En octobre 1900, on fêta la centième à l'Opéra, et, le 21 novembre 1911, au bout de vingt-six ans, je pouvais lire dans les journaux:
«Hier soir, la représentation du Cid fut des plus belles. Une salle tout à fait comble applaudit avec enthousiasme la belle œuvre de M. Massenet et ses interprètes: Mlle Bréval, MM. Franz, Delmas, et l'étoile du ballet, Mlle Zambelli.»

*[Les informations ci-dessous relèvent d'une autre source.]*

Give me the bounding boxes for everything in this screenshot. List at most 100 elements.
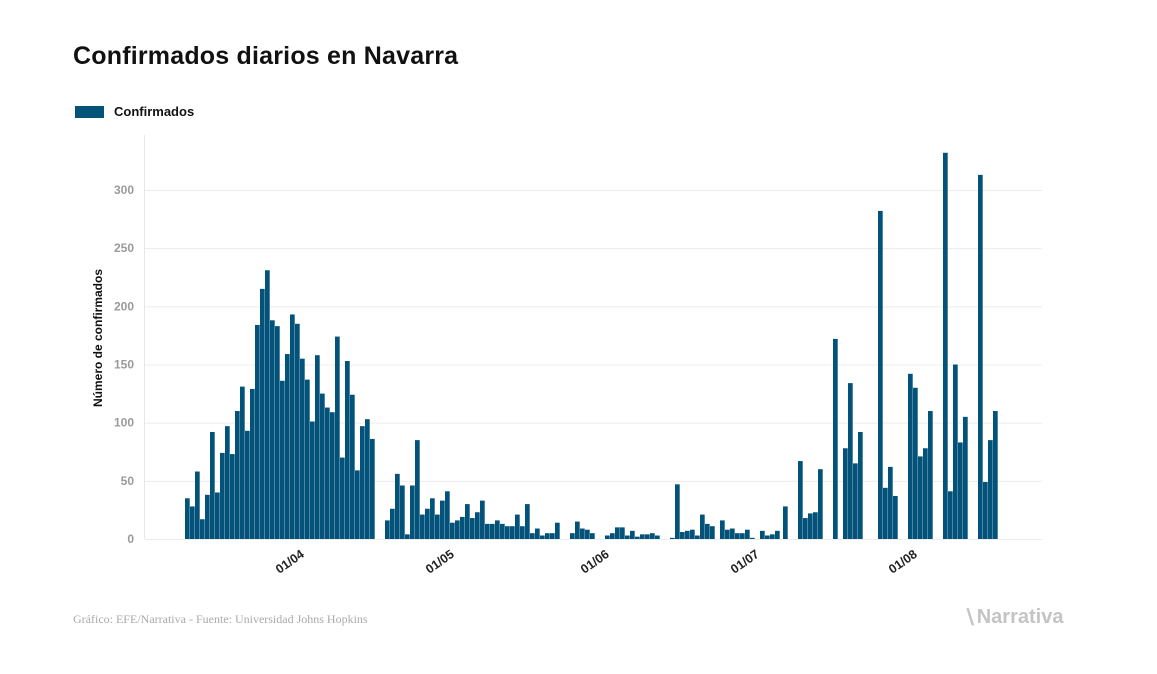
bar xyxy=(690,529,695,539)
bar xyxy=(190,506,195,539)
bar xyxy=(405,534,410,539)
bar xyxy=(570,533,575,539)
bar xyxy=(220,452,225,539)
bar xyxy=(200,519,205,539)
bar xyxy=(425,508,430,539)
bar xyxy=(605,535,610,539)
bar xyxy=(893,495,898,539)
bar xyxy=(270,320,275,539)
bar xyxy=(745,529,750,539)
bar xyxy=(983,481,988,539)
bar xyxy=(445,491,450,539)
bar xyxy=(285,354,290,539)
bar xyxy=(988,440,993,539)
bar xyxy=(465,504,470,539)
bar xyxy=(450,522,455,539)
bar xyxy=(670,537,675,539)
bar xyxy=(430,498,435,539)
x-tick-label: 01/05 xyxy=(423,547,457,576)
source-note: Gráfico: EFE/Narrativa - Fuente: Univers… xyxy=(73,612,368,626)
bar xyxy=(545,533,550,539)
bar xyxy=(390,508,395,539)
bar xyxy=(813,512,818,539)
bar xyxy=(335,336,340,539)
bar xyxy=(685,530,690,539)
bar xyxy=(530,533,535,539)
bar xyxy=(760,530,765,539)
bar xyxy=(460,516,465,539)
bar xyxy=(958,442,963,539)
bar xyxy=(475,512,480,539)
bar xyxy=(710,526,715,539)
y-tick-label: 250 xyxy=(114,241,134,255)
bar xyxy=(315,355,320,539)
bar xyxy=(230,454,235,539)
bar xyxy=(415,440,420,539)
bar xyxy=(205,494,210,539)
bar xyxy=(655,535,660,539)
logo-text: Narrativa xyxy=(976,606,1064,628)
bar xyxy=(993,411,998,539)
x-tick-label: 01/08 xyxy=(886,547,920,576)
bar xyxy=(928,411,933,539)
bar xyxy=(695,535,700,539)
bar xyxy=(515,514,520,539)
legend: Confirmados xyxy=(75,104,194,119)
bar xyxy=(420,514,425,539)
bar xyxy=(818,469,823,539)
bar xyxy=(848,383,853,539)
bar xyxy=(260,288,265,539)
bar xyxy=(555,522,560,539)
bar xyxy=(370,438,375,539)
bar xyxy=(770,534,775,539)
x-tick-label: 01/07 xyxy=(728,547,762,576)
bar xyxy=(525,504,530,539)
bar xyxy=(943,152,948,540)
bar xyxy=(878,210,883,539)
bar xyxy=(350,394,355,539)
bar xyxy=(590,533,595,539)
bar xyxy=(225,426,230,539)
bar xyxy=(400,485,405,539)
y-tick-label: 300 xyxy=(114,183,134,197)
bar xyxy=(300,358,305,539)
y-tick-label: 150 xyxy=(114,358,134,372)
narrativa-logo: ∖ Narrativa xyxy=(963,605,1063,630)
bar xyxy=(765,535,770,539)
bar xyxy=(500,523,505,539)
narrativa-logo-icon: ∖ xyxy=(963,607,976,629)
bar xyxy=(540,535,545,539)
bar xyxy=(675,484,680,539)
bar xyxy=(953,364,958,539)
bar xyxy=(700,514,705,539)
bar xyxy=(948,491,953,539)
bar xyxy=(435,514,440,539)
bar xyxy=(775,530,780,539)
bar xyxy=(210,431,215,539)
y-tick-label: 100 xyxy=(114,416,134,430)
bar xyxy=(535,528,540,539)
bar xyxy=(705,523,710,539)
bar xyxy=(320,393,325,539)
legend-swatch xyxy=(75,105,104,118)
bar xyxy=(480,500,485,539)
bar xyxy=(275,326,280,539)
bar xyxy=(630,530,635,539)
bar xyxy=(640,534,645,539)
bar xyxy=(340,457,345,539)
bar xyxy=(750,537,755,539)
bar xyxy=(345,361,350,539)
bar xyxy=(385,520,390,539)
bar xyxy=(978,174,983,540)
bar xyxy=(295,323,300,539)
bar xyxy=(550,533,555,539)
bar xyxy=(325,407,330,539)
bar xyxy=(360,426,365,539)
bar xyxy=(963,416,968,539)
bar xyxy=(395,473,400,539)
x-tick-label: 01/06 xyxy=(578,547,612,576)
bar xyxy=(355,470,360,539)
bar xyxy=(440,500,445,539)
bar xyxy=(720,520,725,539)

Je fus particulièrement heureux dans les interprétations précédentes de cet ouvrage. Après la sublime Fidès Devriès, Chimène fut chantée à Paris par l'incomparable Mme Rose Caron, la superbe Mme Adiny, l'émouvante Mlle Mérentié et particulièrement par Louise Grandjean, l'éminent professeur au Conservatoire.
CHAPITRE XVII
VOYAGE EN ALLEMAGNE
Le dimanche 1er août, nous étions, Hartmann et moi, allés entendre Parsifal, au Théâtre Wagner, à Bayreuth. Nous fûmes, après l'audition de ce miracle unique, visiter la ville, chef-lieu du cercle de la Haute-Franconie. Quelques-uns de ses monuments se recommandent à l'attention. Pour ma part, je tenais beaucoup à voir l'église de la ville (Stadkirsche) construction gothique du milieu du quinzième siècle, dédiée à sainte Marie-Magdeleine. On peut deviner le souvenir qui m'attirait vers cet édifice vraiment remarquable.

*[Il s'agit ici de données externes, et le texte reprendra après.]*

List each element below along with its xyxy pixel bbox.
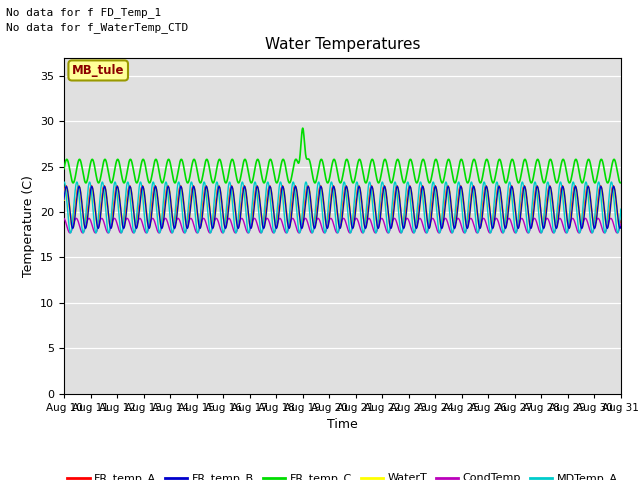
Text: No data for f_WaterTemp_CTD: No data for f_WaterTemp_CTD — [6, 22, 189, 33]
Title: Water Temperatures: Water Temperatures — [265, 37, 420, 52]
Text: No data for f FD_Temp_1: No data for f FD_Temp_1 — [6, 7, 162, 18]
Y-axis label: Temperature (C): Temperature (C) — [22, 175, 35, 276]
X-axis label: Time: Time — [327, 418, 358, 431]
Text: MB_tule: MB_tule — [72, 64, 124, 77]
Legend: FR_temp_A, FR_temp_B, FR_temp_C, WaterT, CondTemp, MDTemp_A: FR_temp_A, FR_temp_B, FR_temp_C, WaterT,… — [63, 469, 622, 480]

Après avoir parcouru ensuite quelques villes de l'Allemagne, visité différents théâtres, Hartmann, qui avait son idée, me mena à Wetzlar. Dans Wetzlar, il avait vu Werther. Nous visitâmes la maison où Gœthe avait conçu son immortel roman, les Souffrances du jeune Werther.
Je connaissais les lettres de Werther, j'en avais gardé le souvenir le plus ému. Me voir dans cette même maison, que Gœthe avait rendue célèbre en y faisant vivre d'amour son héros, m'impressionna profondément.